New harmony and old resentments

By contrast, the election of the Green candidate proceeded almost harmoniously for a party infamous for its internal squabbles. The two co-leaders, 51-year-old Robert Habeck, a philosopher and author, and 40-year-old Annalena Baerbock, dynamic and appealing to young people, have led the Greens to poll ratings of over 20 per cent. For the first time, the party thus not only chose the duo as its campaign leaders, but selected Baerbock as its candidate for chancellor, an international law expert and former competitive athlete, mother of two young children, who is committed to decarbonising the economy, defending women’s and refugee rights, and forging an active and constructive role for Germany in the world. For the first time, the electorate will have a Green alternative in the race, as well as the traditional Christian Democrat and Social Democrat choices.

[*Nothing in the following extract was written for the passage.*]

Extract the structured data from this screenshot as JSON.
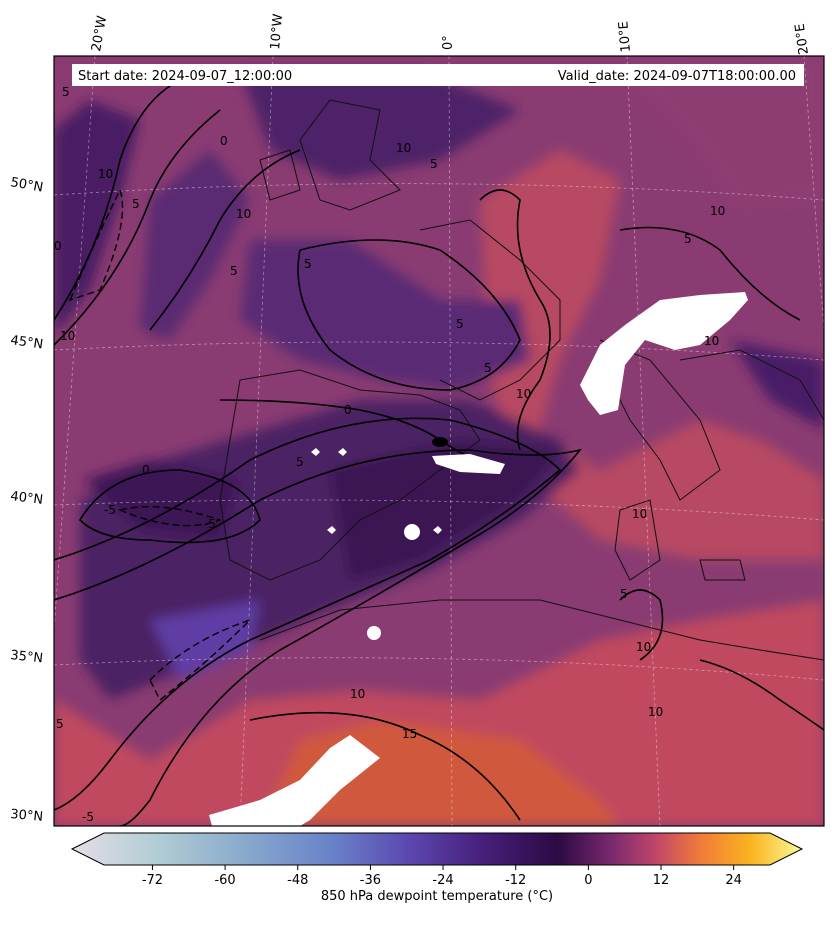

Of course, the opportunity brings new risks. The young Green candidate’s start was somewhat bumpy with self-inflicted mishaps and the stoking of old anti-Green resentments.

A radical free-market lobby group placed ads in German newspapers for nearly 500,000 euros, showing Baerbock in an orientalising get-up and holding Mosaic tablets proclaiming the “Green prohibition policy”. This attack not only drew on the anti-Semitic trope, which sees Judaism as a religion of prohibition, clichés about Green politics, but also deployed deep-seated misogyny that the Mutti code of the Merkel era had temporarily disguised. With a young progressive woman at the forefront of politics, Germany may have the unpleasant experience of realising that the old patriarchal thinking is much more deeply rooted than often assumed. Currently, the candidate is also defending herself against allegations of plagiarism regarding quotes contained in her new book that were taken from the Internet (despite the quotes not being subject to copyright, nor the book itself a scientific one subject to strict citation requirements).

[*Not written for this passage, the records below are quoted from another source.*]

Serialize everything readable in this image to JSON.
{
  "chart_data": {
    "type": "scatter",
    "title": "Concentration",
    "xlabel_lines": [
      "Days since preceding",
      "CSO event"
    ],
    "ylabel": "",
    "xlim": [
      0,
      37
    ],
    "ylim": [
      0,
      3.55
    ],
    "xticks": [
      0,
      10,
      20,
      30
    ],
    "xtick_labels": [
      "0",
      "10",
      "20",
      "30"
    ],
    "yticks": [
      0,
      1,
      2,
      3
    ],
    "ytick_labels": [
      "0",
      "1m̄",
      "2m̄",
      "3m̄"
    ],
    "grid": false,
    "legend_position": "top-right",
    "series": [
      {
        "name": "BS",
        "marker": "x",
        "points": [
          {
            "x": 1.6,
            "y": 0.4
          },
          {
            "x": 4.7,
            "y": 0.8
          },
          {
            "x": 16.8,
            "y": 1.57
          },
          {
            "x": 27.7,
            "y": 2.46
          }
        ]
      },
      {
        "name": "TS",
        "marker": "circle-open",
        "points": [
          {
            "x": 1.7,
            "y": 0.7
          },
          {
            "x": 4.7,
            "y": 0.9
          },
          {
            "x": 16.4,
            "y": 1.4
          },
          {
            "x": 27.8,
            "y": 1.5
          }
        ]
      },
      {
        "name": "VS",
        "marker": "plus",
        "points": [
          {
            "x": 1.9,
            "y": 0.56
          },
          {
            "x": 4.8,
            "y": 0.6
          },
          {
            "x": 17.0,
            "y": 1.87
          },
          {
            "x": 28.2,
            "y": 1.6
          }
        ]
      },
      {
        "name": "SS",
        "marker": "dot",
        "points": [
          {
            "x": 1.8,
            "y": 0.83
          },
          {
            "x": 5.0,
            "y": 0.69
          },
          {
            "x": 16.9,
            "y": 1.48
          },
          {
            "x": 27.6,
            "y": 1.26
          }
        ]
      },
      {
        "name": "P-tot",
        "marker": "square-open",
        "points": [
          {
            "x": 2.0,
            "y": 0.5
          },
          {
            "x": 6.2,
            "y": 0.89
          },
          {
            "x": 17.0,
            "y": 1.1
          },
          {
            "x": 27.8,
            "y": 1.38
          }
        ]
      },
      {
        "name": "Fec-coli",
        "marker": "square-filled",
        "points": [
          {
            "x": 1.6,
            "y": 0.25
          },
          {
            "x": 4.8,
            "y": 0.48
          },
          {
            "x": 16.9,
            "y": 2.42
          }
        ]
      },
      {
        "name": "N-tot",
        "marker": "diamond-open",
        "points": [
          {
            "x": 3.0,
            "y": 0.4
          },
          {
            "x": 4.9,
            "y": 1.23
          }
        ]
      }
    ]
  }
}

But the other two candidates are also under fire. As finance minister, Scholz is said to have neglected supervisory duties toward Wirecard– a company that went bankrupt. In addition, officials in his ministry are said to have calculated his party’s tax concept, which would be an unauthorised form of party financing. And Laschet is struggling with the shortcoming of being perceived as his party’s second choice. He is also struggling to distance himself from right-wing populists such as Maaßen, the former head of the Office for the Protection of the Constitution, whom Laschet’s Thuringian party colleagues have nominated as a candidate for the Bundestag.

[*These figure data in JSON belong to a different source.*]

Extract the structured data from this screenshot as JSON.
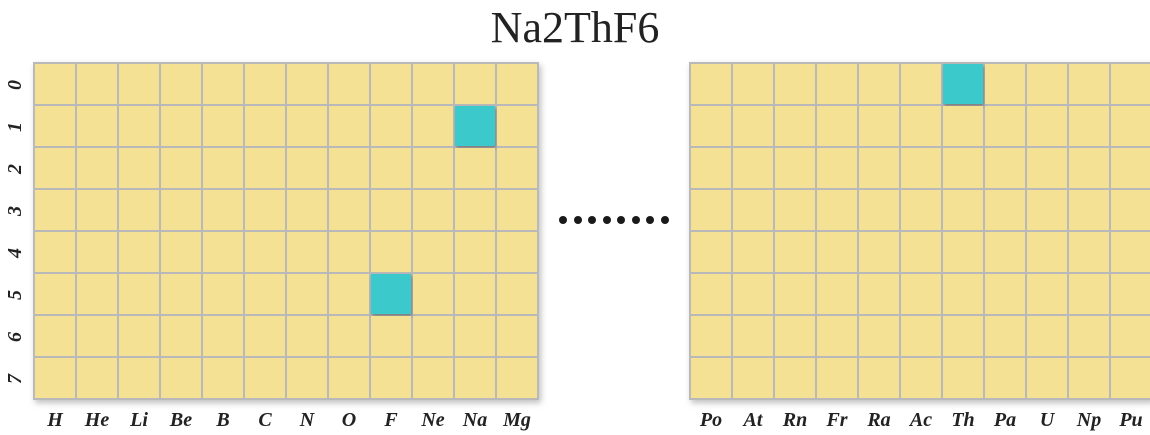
{
  "title": "Na2ThF6",
  "row_labels": [
    "0",
    "1",
    "2",
    "3",
    "4",
    "5",
    "6",
    "7"
  ],
  "left_grid": {
    "columns": [
      "H",
      "He",
      "Li",
      "Be",
      "B",
      "C",
      "N",
      "O",
      "F",
      "Ne",
      "Na",
      "Mg"
    ],
    "highlighted": [
      {
        "column": "Na",
        "row": "1"
      },
      {
        "column": "F",
        "row": "5"
      }
    ]
  },
  "right_grid": {
    "columns": [
      "Po",
      "At",
      "Rn",
      "Fr",
      "Ra",
      "Ac",
      "Th",
      "Pa",
      "U",
      "Np",
      "Pu"
    ],
    "highlighted": [
      {
        "column": "Th",
        "row": "0"
      }
    ]
  },
  "separator": "........",
  "colors": {
    "cell_empty": "#f5e194",
    "cell_filled": "#3cc9cc",
    "grid_line": "#b9b9b9"
  }
}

Meanwhile, the nature of the attacks has begun to obscure the substance of the election campaign. This should be a warning above all for the Greens, who value substance more than most. An element in their favour is that after Covid-19, climate protection is currently the most pressing issue for voters. However, they have left races in the past disappointed, even as polls in the run-up put them in the lead. The old, often-represented image of the Greens could be especially risky now that they are the main opponent of the two “people’s parties”. Sharp demarcations can be vital for the survival of a 10 per cent party. But the Greens are now looking to win over the broad mainstream of society. Few understand this better than Winfried Kretschmann, the first Green minister-president in the eco- and high-tech-savvy state of Baden-Württemberg, who is the most popular politician after Merkel. He and others have established a style of discourse characterised by listening and dialogue, not the proselytising of earlier days.

The Greens should defend the dialogic style of policymaking – even when they themselves are under fire from the opposition. And they should not allow a false and superficial personalisation to obscure the substance that distinguishes them. Only then can they claim to play a strong role in this important European country.